Das Leben eines Gezeichneten – Teil 30
Grenzenlose Macht - Teil 3
9 Rondra
Einer der Zwerge war tot aufgefunden worden, und er schlief auch noch im selben Zelt wie der kleine irre Zwerg, der sich unserer Reise in Greifenfurt aufgedrängt hatte. Die Zwergenzelte lagen nahe bei denen der menschlichen Arbeiter und wir begaben uns gesammelt dort hin um nachzusehen, ob wir eine Spur finden würden.
Der Zwerg war erdrosselt – mit einer feinen Schnur – und dann wieder in sein Bett gelegt worden. Natürlich hatte der andere Zwerg, der vor zwei Tagen für einigen Wirbel gesorgt hatte, als er auf zwergisch irgendwelche Verwünschungen aussprach – Latu hatte mir davon berichtet – nichts von dem Ganzen gesehen.
In den Händen des Toten hingen zwei lange harte graue Haare, wie von einem langen Bart, den die Zwerge hier tragen, aber ebenfalls der Wanderer von gestern. Einen weiteren Hinweis fand Greifwin unter seinem Bett. Eine kleine Zeichnung die die Elementsymbole und das Madamal darstellte, dessen Sinn und Zweck sich mir aber nicht erschloss.
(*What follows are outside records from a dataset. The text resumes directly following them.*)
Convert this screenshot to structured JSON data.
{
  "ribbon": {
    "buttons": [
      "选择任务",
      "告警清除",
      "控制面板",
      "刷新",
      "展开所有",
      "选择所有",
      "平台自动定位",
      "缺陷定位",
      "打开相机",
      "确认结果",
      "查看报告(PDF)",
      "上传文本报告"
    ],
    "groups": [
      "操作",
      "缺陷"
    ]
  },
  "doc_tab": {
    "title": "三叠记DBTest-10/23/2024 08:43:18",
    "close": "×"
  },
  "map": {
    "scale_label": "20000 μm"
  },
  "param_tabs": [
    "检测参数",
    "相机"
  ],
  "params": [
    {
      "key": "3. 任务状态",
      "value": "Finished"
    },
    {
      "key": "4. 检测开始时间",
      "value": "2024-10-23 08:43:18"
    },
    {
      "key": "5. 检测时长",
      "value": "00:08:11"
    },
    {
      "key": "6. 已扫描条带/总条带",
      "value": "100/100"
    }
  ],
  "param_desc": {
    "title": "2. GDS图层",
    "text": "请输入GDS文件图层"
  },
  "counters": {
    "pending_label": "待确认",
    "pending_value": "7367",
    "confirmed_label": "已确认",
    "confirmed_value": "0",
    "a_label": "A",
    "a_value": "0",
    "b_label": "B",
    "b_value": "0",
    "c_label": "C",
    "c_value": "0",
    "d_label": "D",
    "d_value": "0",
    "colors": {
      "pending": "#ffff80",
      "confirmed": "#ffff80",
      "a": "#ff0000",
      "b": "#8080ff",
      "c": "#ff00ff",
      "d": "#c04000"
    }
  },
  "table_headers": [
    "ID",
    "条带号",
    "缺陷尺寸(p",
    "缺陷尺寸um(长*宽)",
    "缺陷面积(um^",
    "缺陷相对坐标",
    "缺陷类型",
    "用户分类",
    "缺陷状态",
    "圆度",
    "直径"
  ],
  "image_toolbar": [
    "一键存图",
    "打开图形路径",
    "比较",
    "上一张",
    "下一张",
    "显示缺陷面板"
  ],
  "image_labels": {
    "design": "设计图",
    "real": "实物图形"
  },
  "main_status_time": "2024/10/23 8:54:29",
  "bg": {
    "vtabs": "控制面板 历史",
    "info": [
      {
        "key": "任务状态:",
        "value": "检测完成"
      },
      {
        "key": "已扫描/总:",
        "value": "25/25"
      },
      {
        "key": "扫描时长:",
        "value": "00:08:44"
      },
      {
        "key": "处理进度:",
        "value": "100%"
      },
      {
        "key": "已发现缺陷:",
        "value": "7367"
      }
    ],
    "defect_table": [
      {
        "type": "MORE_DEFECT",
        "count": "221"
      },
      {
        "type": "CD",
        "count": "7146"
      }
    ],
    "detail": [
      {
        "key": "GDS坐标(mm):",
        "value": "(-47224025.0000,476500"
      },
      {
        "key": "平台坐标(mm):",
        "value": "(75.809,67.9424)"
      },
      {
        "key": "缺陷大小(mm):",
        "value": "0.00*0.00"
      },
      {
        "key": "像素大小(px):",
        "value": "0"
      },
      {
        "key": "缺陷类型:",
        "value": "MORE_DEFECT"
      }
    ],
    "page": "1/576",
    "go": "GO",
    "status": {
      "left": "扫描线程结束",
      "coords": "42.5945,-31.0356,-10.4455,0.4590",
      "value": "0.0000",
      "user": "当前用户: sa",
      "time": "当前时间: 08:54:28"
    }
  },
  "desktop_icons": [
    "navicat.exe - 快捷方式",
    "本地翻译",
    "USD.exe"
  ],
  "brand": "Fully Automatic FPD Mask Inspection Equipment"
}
Wir befragten zunächst die anderen Zwerge, dann die Arbeiter, aber niemand hatte einen graubärtigen Fremden gesehen, dafür war aber anscheinend im Lager der Menschen eine Krankheit ausgebrochen. Drei der Arbeiter klagten über Husten und Schmerzen in der Brust.
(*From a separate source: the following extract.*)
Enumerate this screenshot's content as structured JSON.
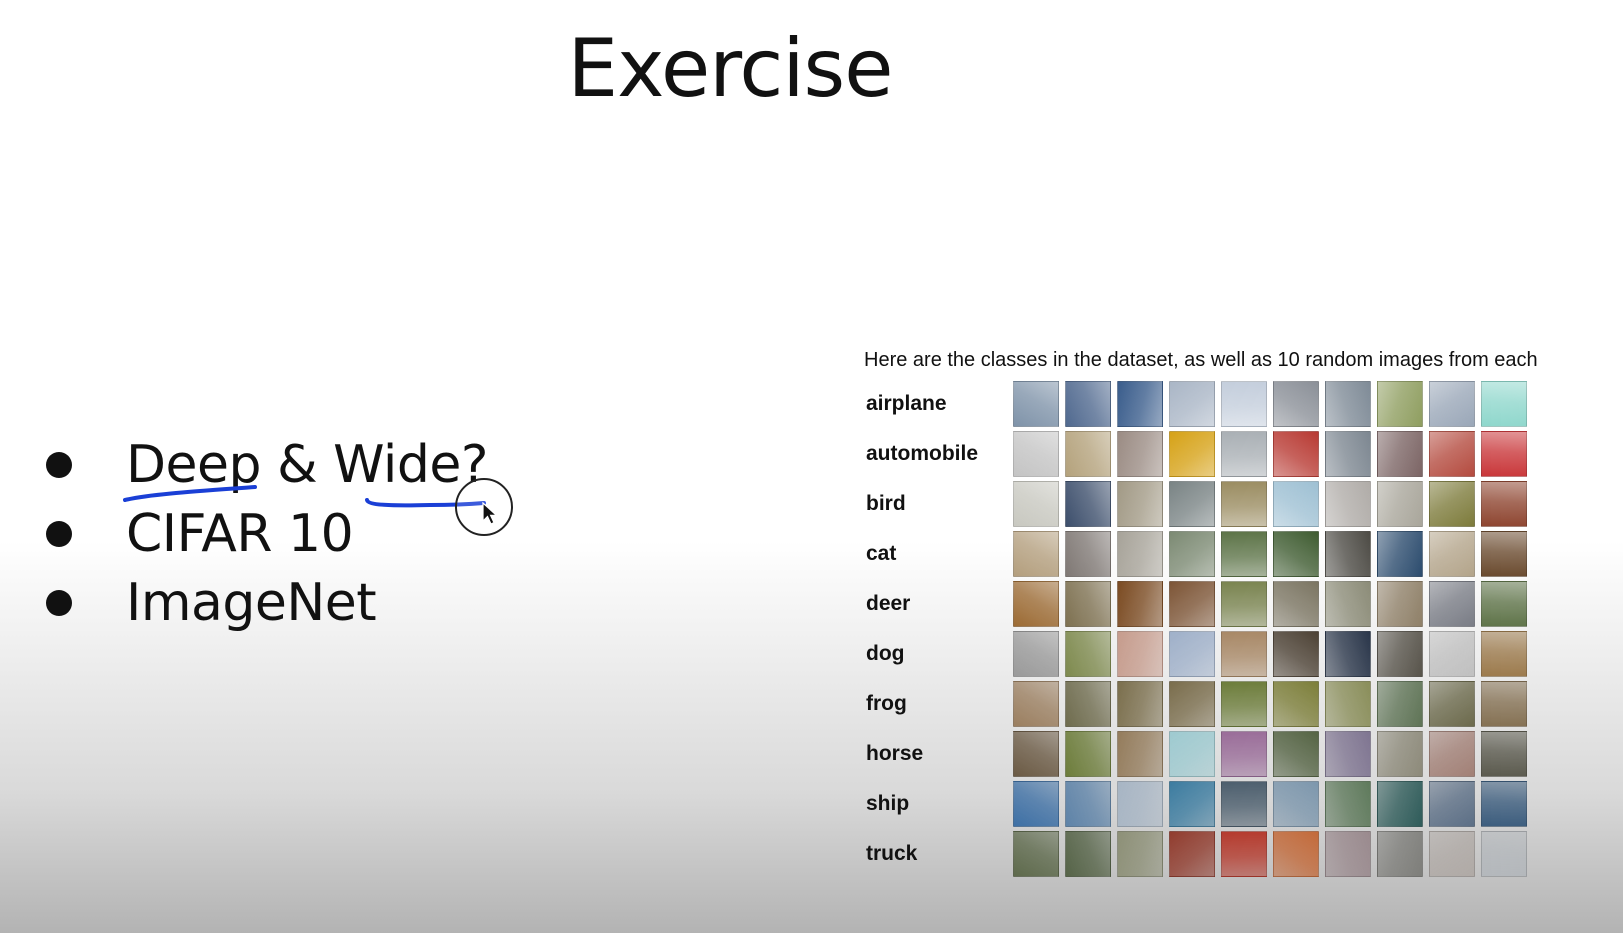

Der Wanderer, der sich ja als Kräuterkundler zu erkennen gegeben hatte, verordnete den Kranken eine strenge Bettruhe und ich schlich mich davon um im Heilkundebuch des verschwundenen Magiers nach der Krankheit zu suchen. Es war eine südländische Krankheit, die man sich eigentlich hier oben nicht zuziehen konnten, was mich doch sehr verwunderte.
Wieder im Kloster trat einer der Praioten aufgeregt auf uns zu und erzählte, dass alle Pflanzen im Kräutergarten um mehr als einen halben Schritt gewachsen seinen. Ich sah mir das ganze an, konnte aber nichts außergewöhnliches feststellen – außer natürlich der Tatsache, dass sie deutlich größer waren als gestern.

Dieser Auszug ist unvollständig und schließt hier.